KFF found gross margins among individual market and fully insured group plans were 4% and 16% higher, respectively, than in 2019. However, compared to 2018, margins among fully insured group plans remained flat while margins among individual market plans were 14% lower. Researchers chalked that decrease up to the fact that individual market insurers overcorrected when setting premiums in 2018, following the loss of cost-sharing subsidy payments.
Gross margins among MA plans in 2020 were 24% and 31% higher than in 2019 and 2018, respectively. For managed care organizations in the Medicaid market, they were 45% and 34% higher.
The report also looked at insurers' medical loss ratios, another marker of profitability.
Annual MLRs in MA dropped two percentage points in 2020 compared to 2019 and 2018, while in Medicaid they dropped four percentage points from 2019, and three compared to 2018.
In the fully insured group market, MLRs dropped two percentage points from 2019, and were about the same as 2018.
Individual market loss ratios also decreased by two percentage points from 2019, though they were actually up by four percentage points compared to 2018. Researchers pointed out MLRs in the individual market were quite low prior to COVID-19, as the ACA exchanges have generally been profitable for several years as the once-shaky market stabilized.
Despite increasing profitability last year, KFF stressed the pandemic's long-term financial ramifications on insurers remain uncertain, as a bounceback in utilization and shifting regulatory requirements could dampen future income.

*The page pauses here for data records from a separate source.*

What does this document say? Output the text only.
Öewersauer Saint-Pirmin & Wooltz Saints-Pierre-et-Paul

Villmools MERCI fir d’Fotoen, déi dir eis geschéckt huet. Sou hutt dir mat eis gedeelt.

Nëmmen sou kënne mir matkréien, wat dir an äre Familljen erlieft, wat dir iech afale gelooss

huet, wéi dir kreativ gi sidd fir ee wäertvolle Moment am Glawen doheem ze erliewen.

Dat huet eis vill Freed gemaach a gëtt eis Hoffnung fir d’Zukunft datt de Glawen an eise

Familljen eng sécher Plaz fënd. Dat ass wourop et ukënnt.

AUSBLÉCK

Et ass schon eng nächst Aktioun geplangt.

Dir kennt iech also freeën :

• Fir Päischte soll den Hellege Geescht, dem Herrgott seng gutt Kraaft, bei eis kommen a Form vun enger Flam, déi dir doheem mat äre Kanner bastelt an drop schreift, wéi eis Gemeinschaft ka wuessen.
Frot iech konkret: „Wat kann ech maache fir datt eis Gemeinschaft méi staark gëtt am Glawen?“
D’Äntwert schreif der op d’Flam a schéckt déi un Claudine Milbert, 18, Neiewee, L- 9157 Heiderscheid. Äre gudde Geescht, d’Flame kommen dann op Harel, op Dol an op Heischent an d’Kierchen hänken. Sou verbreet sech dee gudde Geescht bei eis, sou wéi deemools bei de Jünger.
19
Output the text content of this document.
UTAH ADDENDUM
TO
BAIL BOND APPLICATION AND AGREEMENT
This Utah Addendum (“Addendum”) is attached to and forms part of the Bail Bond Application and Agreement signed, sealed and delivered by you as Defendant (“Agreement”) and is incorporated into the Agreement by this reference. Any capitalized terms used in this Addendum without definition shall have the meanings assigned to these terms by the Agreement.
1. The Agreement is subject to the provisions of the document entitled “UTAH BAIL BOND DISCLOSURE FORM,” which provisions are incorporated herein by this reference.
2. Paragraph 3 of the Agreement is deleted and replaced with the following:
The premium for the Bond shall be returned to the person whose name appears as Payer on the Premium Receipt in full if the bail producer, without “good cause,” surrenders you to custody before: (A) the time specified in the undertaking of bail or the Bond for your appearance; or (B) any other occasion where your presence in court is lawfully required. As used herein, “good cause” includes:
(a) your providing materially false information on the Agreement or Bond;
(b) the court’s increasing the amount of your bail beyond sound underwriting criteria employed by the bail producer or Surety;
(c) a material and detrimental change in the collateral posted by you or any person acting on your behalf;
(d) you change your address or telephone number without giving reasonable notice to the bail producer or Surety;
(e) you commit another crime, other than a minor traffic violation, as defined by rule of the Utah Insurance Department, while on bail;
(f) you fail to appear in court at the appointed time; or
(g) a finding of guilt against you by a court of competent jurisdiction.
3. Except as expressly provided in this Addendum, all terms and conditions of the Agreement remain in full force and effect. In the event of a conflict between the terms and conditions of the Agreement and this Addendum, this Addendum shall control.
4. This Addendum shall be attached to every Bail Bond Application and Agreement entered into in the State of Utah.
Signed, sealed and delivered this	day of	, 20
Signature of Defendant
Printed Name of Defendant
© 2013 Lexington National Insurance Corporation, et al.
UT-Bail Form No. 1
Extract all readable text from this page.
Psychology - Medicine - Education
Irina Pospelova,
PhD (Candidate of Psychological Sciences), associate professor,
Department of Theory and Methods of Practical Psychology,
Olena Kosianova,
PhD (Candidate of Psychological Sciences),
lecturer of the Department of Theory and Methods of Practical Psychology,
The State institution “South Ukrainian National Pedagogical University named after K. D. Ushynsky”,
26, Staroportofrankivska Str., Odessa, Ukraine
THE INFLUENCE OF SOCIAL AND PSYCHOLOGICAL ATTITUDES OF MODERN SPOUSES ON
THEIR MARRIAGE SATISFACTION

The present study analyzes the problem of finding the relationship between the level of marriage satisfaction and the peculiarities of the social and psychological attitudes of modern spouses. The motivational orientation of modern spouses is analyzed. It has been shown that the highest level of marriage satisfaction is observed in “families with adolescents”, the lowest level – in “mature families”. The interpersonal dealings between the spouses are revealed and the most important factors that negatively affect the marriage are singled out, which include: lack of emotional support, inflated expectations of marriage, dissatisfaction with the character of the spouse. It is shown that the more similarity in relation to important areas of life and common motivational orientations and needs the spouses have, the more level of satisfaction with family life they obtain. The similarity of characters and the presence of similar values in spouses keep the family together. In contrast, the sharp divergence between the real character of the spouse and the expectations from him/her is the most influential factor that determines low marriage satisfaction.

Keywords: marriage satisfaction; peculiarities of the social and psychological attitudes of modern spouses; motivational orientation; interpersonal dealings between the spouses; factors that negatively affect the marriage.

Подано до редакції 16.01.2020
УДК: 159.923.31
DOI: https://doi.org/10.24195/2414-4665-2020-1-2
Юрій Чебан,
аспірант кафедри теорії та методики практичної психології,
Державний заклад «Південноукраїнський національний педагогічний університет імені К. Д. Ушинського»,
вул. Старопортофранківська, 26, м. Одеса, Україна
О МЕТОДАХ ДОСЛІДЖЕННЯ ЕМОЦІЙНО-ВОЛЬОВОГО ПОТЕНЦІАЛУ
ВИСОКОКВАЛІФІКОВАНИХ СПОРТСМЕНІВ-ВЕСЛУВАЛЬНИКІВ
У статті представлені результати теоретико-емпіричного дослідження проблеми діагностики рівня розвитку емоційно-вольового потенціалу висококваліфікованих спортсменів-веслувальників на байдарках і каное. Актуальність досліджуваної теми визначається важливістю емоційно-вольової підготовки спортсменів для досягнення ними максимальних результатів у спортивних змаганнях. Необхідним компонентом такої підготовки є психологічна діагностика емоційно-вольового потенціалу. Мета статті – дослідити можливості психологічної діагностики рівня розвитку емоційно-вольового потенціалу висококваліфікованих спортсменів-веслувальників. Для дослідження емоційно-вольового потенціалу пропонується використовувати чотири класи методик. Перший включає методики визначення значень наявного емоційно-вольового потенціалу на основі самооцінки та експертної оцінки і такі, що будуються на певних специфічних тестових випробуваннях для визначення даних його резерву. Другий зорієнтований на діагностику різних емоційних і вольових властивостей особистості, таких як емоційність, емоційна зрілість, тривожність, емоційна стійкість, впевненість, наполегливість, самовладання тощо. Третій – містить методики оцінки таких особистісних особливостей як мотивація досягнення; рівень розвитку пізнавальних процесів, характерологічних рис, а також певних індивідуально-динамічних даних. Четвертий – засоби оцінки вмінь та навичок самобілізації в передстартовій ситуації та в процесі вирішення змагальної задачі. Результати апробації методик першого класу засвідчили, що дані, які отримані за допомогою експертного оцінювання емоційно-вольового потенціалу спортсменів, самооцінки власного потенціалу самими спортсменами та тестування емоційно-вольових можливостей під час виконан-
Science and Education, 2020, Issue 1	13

Payers in MA that fall short of federally required MLR levels face penalties, including potential expulsion from the program. That could result in payers offering more generous coverage and additional benefits to beneficiaries, researchers said. In Medicaid, states have had the option to modify payments and risk sharing agreements during COVID-19, so plans have less wiggle room to pocket additional profits.
Many commercial insurers have waived out-of-pocket costs for things like telehealth visits and COVID-19 diagnostic tests and treatment, while some even offered consumers a break from premiums at some point last year. And ACA medical loss ratio rebates to consumers this year are expected to total in the billions of dollars, with individual and group market insurers expecting to shell out $2.1 billion in rebates to consumers this fall.